The bad news upfront: you can't do this in an app you're going to submit to the App Store because it involves using a private API. But I thought it was interesting nonetheless.
In short: iOS's webview, WKWebView, allows you create a "custom scheme" and route all requests for it through your native code. So, for example, you could create resources://
and any request sent to a URL within that scheme would be answered by your app. The big problem is that WKWebView does not consider this scheme "secure", which means if you load an https://
URL it can't send requests to resources://
, just like it can't send a request to http://
.
But you can change that. There's a private method on WKProcessPool
named _registerURLSchemeAsSecure
and it does... well, more or less what the name would lead you to believe. So how to use it? Surprisingly simply:
let pool = WKProcessPool()
let selector = NSSelectorFromString("_registerURLSchemeAsSecure:")

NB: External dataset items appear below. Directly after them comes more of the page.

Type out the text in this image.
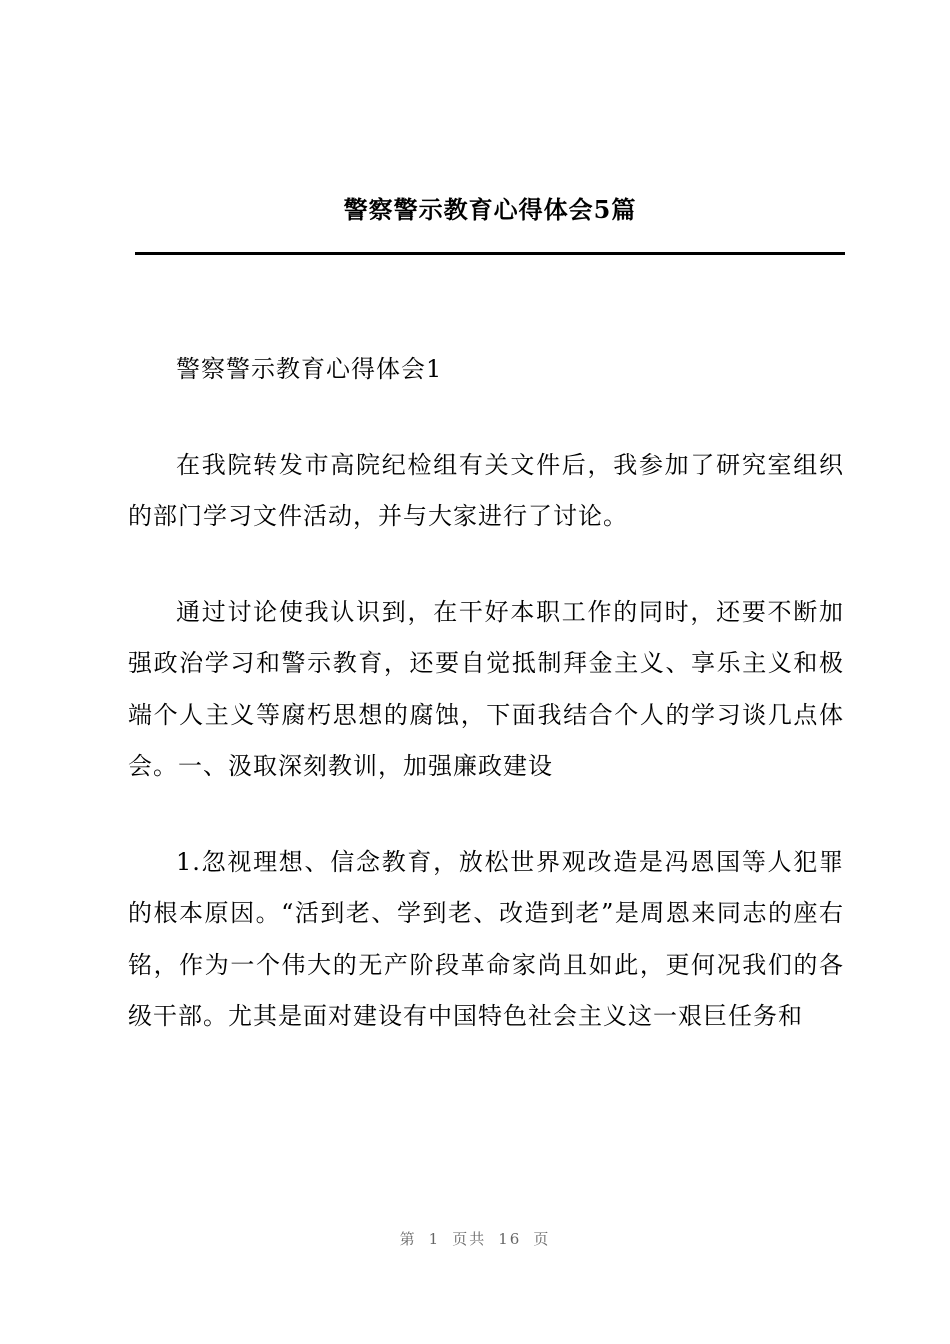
警察警示教育心得体会5篇

警察警示教育心得体会1

在我院转发市高院纪检组有关文件后，我参加了研究室组织的部门学习文件活动，并与大家进行了讨论。

通过讨论使我认识到，在干好本职工作的同时，还要不断加强政治学习和警示教育，还要自觉抵制拜金主义、享乐主义和极端个人主义等腐朽思想的腐蚀，下面我结合个人的学习谈几点体会。一、汲取深刻教训，加强廉政建设

1.忽视理想、信念教育，放松世界观改造是冯恩国等人犯罪的根本原因。“活到老、学到老、改造到老”是周恩来同志的座右铭，作为一个伟大的无产阶段革命家尚且如此，更何况我们的各级干部。尤其是面对建设有中国特色社会主义这一艰巨任务和

第 1 页共 16 页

pool.perform(selector, with: NSString(string: "resources"))
Then just make your WKWebViewConfiguration
has its processPool
property set.
Ta-da! Now resources://
is secure and you can send requests from https://
URLs. So why doesn't Apple do this themselves internally? I suspect it has something to do with this being set at the WKProcessPool level: you add custom schemes per webview so it's possible for two webviews sharing the same process pool to have different custom schemes. Anyway, fingers crossed in a future release they'll be able to do the refactoring necessary to let us make custom schemes secure.